Tintenstrahlausdrucke sind für Signaturschilder ungeeignet, da sie sehr feuchtigkeitsempfindlich sind und ausbleichen. Laserausdrucke können hingegen verwendet werden.
Selbstklebe-Etiketten haften oftmals nicht dauerhaft oder verursachen dauerhafte Schäden am Dokument durch eingedrungenen Klebstoff.

Reparaturen
Auf eigenhändige Reparaturen sollten Sie möglichst verzichten. Lassen Sie sich stattdessen von einer restauratorischen Fachkraft beraten.

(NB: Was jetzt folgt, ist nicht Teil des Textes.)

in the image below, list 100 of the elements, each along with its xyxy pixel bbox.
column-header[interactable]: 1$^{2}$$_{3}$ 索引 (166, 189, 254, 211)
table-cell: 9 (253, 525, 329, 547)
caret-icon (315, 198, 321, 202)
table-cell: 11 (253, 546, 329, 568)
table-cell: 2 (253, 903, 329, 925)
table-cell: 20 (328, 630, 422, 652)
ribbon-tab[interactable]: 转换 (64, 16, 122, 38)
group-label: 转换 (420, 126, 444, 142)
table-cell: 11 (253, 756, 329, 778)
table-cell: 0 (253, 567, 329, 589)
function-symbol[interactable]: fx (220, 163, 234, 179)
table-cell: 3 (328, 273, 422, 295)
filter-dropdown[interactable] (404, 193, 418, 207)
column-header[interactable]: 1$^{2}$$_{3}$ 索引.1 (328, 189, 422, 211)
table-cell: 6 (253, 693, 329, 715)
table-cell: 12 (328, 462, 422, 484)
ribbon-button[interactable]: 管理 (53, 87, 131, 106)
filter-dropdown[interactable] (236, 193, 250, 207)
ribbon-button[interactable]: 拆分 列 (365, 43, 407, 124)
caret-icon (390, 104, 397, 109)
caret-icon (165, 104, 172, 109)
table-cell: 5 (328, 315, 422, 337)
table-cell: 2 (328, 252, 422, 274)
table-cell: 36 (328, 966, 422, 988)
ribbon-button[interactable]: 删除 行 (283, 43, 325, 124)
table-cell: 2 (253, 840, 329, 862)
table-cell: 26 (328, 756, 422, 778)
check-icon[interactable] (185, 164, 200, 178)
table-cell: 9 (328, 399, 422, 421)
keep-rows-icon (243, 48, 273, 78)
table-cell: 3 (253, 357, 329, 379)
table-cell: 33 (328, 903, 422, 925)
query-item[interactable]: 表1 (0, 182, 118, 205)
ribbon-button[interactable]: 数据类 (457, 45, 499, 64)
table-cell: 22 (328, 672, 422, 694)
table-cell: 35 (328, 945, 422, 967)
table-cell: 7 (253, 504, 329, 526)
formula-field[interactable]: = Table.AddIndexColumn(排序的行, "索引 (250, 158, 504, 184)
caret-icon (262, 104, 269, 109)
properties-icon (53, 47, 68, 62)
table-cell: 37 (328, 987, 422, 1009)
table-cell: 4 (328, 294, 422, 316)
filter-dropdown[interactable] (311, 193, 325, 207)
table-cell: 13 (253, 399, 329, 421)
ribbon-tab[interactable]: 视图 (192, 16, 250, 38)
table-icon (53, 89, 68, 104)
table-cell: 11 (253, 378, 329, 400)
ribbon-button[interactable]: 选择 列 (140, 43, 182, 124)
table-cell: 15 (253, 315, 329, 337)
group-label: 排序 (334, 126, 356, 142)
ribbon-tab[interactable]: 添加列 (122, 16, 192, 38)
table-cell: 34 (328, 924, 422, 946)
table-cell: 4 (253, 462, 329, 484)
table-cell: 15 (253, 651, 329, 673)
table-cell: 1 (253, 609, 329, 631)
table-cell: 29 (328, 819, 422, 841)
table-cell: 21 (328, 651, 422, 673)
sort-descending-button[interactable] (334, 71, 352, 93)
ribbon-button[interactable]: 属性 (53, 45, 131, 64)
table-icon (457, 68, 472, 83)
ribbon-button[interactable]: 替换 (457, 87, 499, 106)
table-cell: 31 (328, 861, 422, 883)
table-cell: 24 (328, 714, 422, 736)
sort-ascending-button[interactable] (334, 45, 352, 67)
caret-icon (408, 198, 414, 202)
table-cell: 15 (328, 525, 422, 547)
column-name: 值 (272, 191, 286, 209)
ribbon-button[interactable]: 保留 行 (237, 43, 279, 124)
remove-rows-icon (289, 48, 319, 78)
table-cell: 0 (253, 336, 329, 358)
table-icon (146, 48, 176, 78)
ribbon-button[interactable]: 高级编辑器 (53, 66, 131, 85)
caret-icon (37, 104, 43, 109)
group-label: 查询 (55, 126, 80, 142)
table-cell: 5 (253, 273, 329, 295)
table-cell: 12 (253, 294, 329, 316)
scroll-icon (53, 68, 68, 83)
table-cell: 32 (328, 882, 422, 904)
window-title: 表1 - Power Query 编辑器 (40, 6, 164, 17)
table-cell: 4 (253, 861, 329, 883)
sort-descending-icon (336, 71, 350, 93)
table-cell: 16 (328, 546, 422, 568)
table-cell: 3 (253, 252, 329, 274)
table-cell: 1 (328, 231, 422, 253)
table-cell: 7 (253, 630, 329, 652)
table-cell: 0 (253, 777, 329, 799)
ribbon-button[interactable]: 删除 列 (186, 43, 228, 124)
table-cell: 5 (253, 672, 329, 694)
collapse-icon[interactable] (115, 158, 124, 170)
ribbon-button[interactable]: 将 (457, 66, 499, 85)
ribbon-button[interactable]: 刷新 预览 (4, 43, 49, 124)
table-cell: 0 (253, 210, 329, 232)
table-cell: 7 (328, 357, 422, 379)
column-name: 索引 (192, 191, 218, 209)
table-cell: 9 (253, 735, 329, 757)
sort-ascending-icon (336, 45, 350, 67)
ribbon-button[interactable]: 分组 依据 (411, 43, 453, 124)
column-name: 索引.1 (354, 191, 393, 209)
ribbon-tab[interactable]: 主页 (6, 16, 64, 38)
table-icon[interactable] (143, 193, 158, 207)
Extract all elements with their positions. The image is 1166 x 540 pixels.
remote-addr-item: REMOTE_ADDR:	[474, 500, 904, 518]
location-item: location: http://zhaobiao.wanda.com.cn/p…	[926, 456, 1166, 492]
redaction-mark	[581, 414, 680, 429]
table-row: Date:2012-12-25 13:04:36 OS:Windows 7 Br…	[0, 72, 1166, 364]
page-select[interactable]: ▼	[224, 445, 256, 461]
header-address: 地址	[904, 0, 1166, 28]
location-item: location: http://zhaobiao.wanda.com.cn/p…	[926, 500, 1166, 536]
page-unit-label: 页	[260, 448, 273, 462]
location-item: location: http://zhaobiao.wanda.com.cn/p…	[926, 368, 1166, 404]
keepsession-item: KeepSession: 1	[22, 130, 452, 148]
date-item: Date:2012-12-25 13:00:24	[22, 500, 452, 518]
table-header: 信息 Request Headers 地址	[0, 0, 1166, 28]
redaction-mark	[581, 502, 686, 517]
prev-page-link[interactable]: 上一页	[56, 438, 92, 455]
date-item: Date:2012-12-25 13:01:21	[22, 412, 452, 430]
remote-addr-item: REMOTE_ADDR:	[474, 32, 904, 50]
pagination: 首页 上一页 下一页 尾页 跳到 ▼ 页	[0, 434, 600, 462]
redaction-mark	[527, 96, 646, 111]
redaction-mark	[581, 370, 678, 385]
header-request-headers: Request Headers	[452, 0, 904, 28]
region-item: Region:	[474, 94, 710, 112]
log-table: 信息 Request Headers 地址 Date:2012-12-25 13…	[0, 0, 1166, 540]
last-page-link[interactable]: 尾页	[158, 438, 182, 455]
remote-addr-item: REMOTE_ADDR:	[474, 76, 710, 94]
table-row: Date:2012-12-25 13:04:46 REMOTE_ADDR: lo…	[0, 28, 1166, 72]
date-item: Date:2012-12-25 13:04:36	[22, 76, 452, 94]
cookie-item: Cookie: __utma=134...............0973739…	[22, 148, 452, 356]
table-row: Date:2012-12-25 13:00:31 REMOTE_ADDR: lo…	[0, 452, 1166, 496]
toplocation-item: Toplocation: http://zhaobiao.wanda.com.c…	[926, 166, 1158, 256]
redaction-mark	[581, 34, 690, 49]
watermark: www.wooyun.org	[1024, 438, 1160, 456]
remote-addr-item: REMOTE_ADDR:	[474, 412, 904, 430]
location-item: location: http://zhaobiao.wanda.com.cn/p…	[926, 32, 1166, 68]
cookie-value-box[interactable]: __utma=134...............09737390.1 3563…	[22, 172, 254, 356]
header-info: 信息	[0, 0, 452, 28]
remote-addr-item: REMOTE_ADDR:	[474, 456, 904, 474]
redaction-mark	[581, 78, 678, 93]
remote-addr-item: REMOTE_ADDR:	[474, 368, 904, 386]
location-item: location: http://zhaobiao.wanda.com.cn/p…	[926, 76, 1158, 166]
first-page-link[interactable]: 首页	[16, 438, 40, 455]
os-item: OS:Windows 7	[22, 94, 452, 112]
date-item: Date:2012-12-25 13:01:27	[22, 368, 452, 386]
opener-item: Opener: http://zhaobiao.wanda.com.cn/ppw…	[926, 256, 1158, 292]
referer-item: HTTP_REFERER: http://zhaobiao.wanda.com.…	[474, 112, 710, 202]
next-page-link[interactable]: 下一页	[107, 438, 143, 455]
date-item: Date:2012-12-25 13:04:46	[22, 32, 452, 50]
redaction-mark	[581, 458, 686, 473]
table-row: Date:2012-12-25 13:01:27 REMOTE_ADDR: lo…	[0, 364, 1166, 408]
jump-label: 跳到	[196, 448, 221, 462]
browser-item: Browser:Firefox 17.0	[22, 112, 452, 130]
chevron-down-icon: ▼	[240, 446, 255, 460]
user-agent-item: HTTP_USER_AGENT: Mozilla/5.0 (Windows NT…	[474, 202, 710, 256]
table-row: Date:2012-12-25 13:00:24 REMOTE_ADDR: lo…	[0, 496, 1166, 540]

Keinesfalls dürfen Tesafilm oder sonstige Selbstklebeprodukte verwendet werden; sie sind nicht alterungsbeständig und schädigen auf Dauer mehr, als sie nützen. Auch als „alterungsbeständig“ klassifizierte Selbstklebestreifen sind bereits nach kurzer Zeit nur unter Schwierigkeiten ablösbar. Sie sollten - wenn überhaupt - nur in unbeschrifteten Bereichen Verwendung finden.
Auf direkte Verklebung der Originale auf einem Träger sollten Sie möglichst verzichten. Zu bevorzugen sind klebstofffreie Montagen, beispielsweise mit Hilfe von Fotoecken.
Handelsübliche Klebstoffe wie z.B. Uhu oder Prittstift sind für Papier nicht geeignet. Sie verlieren im Laufe der Zeit ihre Klebkraft oder verursachen Verfärbung, Versprödung und Abbau des Papiers.

Rahmung und Aufhängung
Die Befestigung des Originals sollte an der Oberkante mit Hilfe von Fälzen erfolgen.
Niemals sollten Sie das Original ganzflächig auf einen Träger aufziehen oder es unmittelbar mit der Trägerpappe verkleben.
Auch beim Passepartout sollten Sie auf alterungsbeständiges Material achten. In einen Rahmen mit einer hölzernen Rückplatte muss unbedingt alterungsbeständige Pappe als Trennschicht zum Original eingefügt werden.
Das Original sollte die Glasscheibe von innen nicht berühren. Hierfür sorgen das Passepartout oder geeignete Abstandhalter. Suchen Sie für die Aufhängung einen Platz, der vor direkter Sonneneinstrahlung geschützt ist. Dies gilt besonders für kolorierte Originale und Fotografien, die schnell unter Lichteinfluss vergilben oder ausbleichen.